Agro é pop, Agro é “quase” tudo!!

Setor gerou superávit comercial de US$ 693,9 bi nos últimos dez anos.

Por: Eduardo Daher
26/05/2017 às 13h37

Ao abrirmos os jornais ou assistirmos aos noticiários da noite, fica sempre aquele gosto “amargo” de que somos vítimas da orgia política e da corrupção desenfreada que assola o país. Déficit fiscal e desemprego inimagináveis já se tornaram notícias cotidianas. Ocorre, entretanto, que nos mesmos veículos de comunicação, pronuncia-se como exceção o agronegócio brasileiro.

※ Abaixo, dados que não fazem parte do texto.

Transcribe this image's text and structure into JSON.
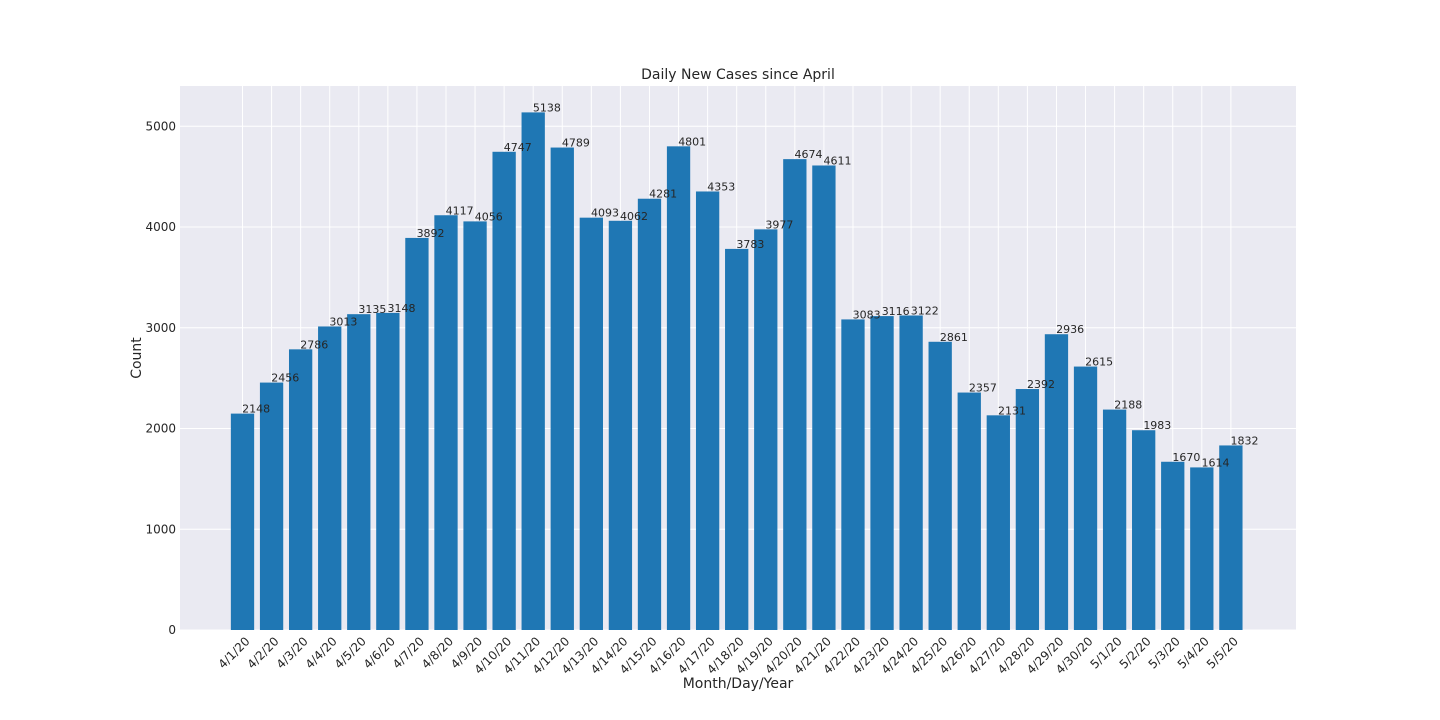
{
  "chart_data": {
    "type": "bar",
    "title": "Daily New Cases since April",
    "xlabel": "Month/Day/Year",
    "ylabel": "Count",
    "categories": [
      "4/1/20",
      "4/2/20",
      "4/3/20",
      "4/4/20",
      "4/5/20",
      "4/6/20",
      "4/7/20",
      "4/8/20",
      "4/9/20",
      "4/10/20",
      "4/11/20",
      "4/12/20",
      "4/13/20",
      "4/14/20",
      "4/15/20",
      "4/16/20",
      "4/17/20",
      "4/18/20",
      "4/19/20",
      "4/20/20",
      "4/21/20",
      "4/22/20",
      "4/23/20",
      "4/24/20",
      "4/25/20",
      "4/26/20",
      "4/27/20",
      "4/28/20",
      "4/29/20",
      "4/30/20",
      "5/1/20",
      "5/2/20",
      "5/3/20",
      "5/4/20",
      "5/5/20"
    ],
    "values": [
      2148,
      2456,
      2786,
      3013,
      3135,
      3148,
      3892,
      4117,
      4056,
      4747,
      5138,
      4789,
      4093,
      4062,
      4281,
      4801,
      4353,
      3783,
      3977,
      4674,
      4611,
      3083,
      3116,
      3122,
      2861,
      2357,
      2131,
      2392,
      2936,
      2615,
      2188,
      1983,
      1670,
      1614,
      1832
    ],
    "ylim": [
      0,
      5400
    ],
    "yticks": [
      0,
      1000,
      2000,
      3000,
      4000,
      5000
    ],
    "grid": true,
    "bar_color": "#1f77b4",
    "background_color": "#eaeaf2",
    "grid_color": "#ffffff"
  }
}
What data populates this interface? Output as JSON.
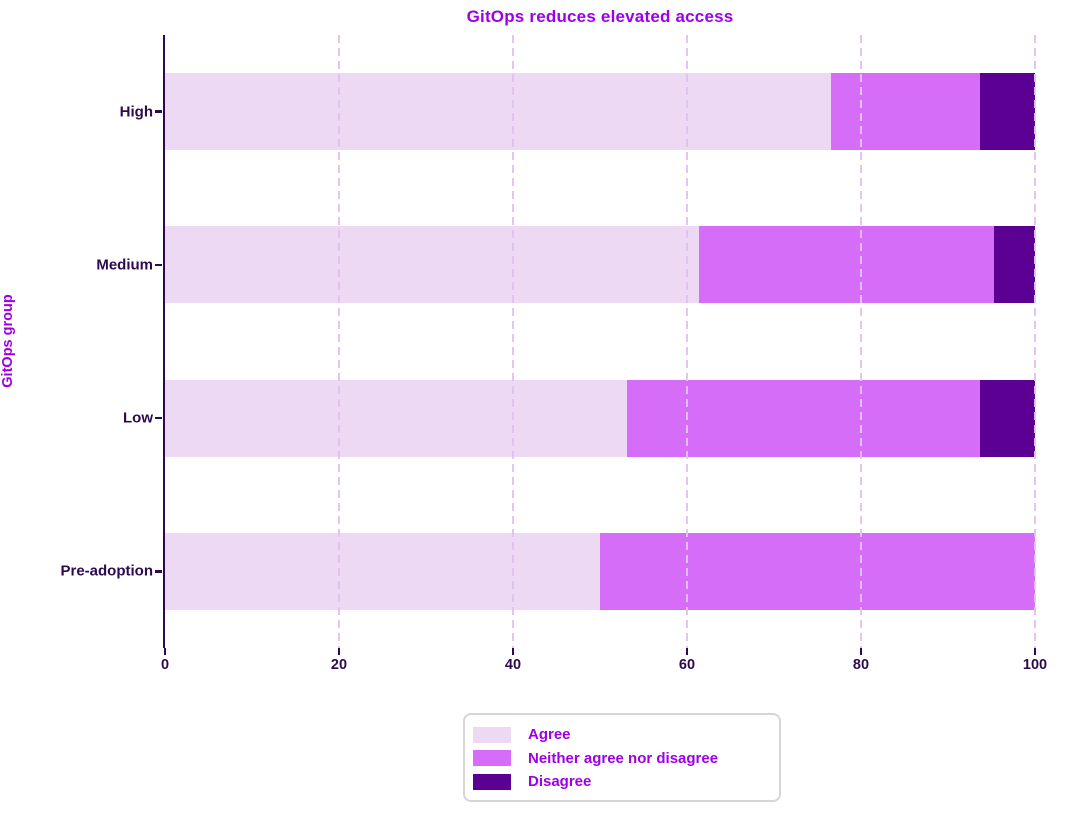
{
  "title": "GitOps reduces elevated access",
  "colors": {
    "accent": "#9d00e6",
    "dark_text": "#2d0a4e",
    "agree": "#edd9f3",
    "neither": "#d66df8",
    "disagree": "#5c0094",
    "gridline": "#e2c2f0",
    "legend_border": "#d6d6d6",
    "background": "#ffffff"
  },
  "chart_data": {
    "type": "bar",
    "orientation": "horizontal",
    "stacked": true,
    "title": "GitOps reduces elevated access",
    "xlabel": "",
    "ylabel": "GitOps group",
    "categories": [
      "High",
      "Medium",
      "Low",
      "Pre-adoption"
    ],
    "series": [
      {
        "name": "Agree",
        "color_key": "agree",
        "values": [
          76.5,
          61.4,
          53.1,
          50.0
        ]
      },
      {
        "name": "Neither agree nor disagree",
        "color_key": "neither",
        "values": [
          17.2,
          33.9,
          40.6,
          50.0
        ]
      },
      {
        "name": "Disagree",
        "color_key": "disagree",
        "values": [
          6.3,
          4.7,
          6.3,
          0.0
        ]
      }
    ],
    "xlim": [
      0,
      100
    ],
    "x_ticks": [
      0,
      20,
      40,
      60,
      80,
      100
    ],
    "grid": "vertical-dashed",
    "legend_position": "bottom-center"
  }
}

Clima favorável e safras recordes permitiram a redução no preço dos alimentos, que compõe a cesta básica de nossa população, auxiliando na manutenção de baixos índices de inflação. Nos primeiros quatro meses do ano, os preços dos produtos agropecuários recuaram 8% no atacado, período em que a inflação média medida pelo IGP-M registrou recuo de 0,4%.

Porém, não é neste quesito que o Agro tem sido o maior protagonista para a retomada econômica, mas, sim, no imenso benefício proporcionado às contas externas brasileiras. Apesar de toda a instabilidade cambial vivenciada na última década, o superávit comercial gerado pelo país alcançou US$ 225,7 bi, enquanto que, isoladamente, o saldo comercial do agronegócio totalizou US$ 693,9 bi em igual período. Dados do Secex / MDIC, recentemente compilados pelo SINPRIFERT (Sindicato Nacional da Indústria de Matérias Primas para Fertilizantes) mostram esta realidade.

Incorrigíveis “otimistas”, “eternos” tomadores de risco pela submissão ao clima e às pragas e doenças de um país tropical, o Agro brasileiro aprendeu a dominar e conviver com a produtividade das culturas anuais e perenes que nos alimentam e geram divisas. Mais recentemente, tem conquistado, passo a passo, a melhora de sua imagem junto ao meio urbano e de sua própria autoestima. Afinal – Agro é Tech, Agro é Pop, e Agro… é “quase” tudo.

Economista pela USP; graduado e pós-graduado em Administração pela FGV. Consultor Sênior da Macrosector.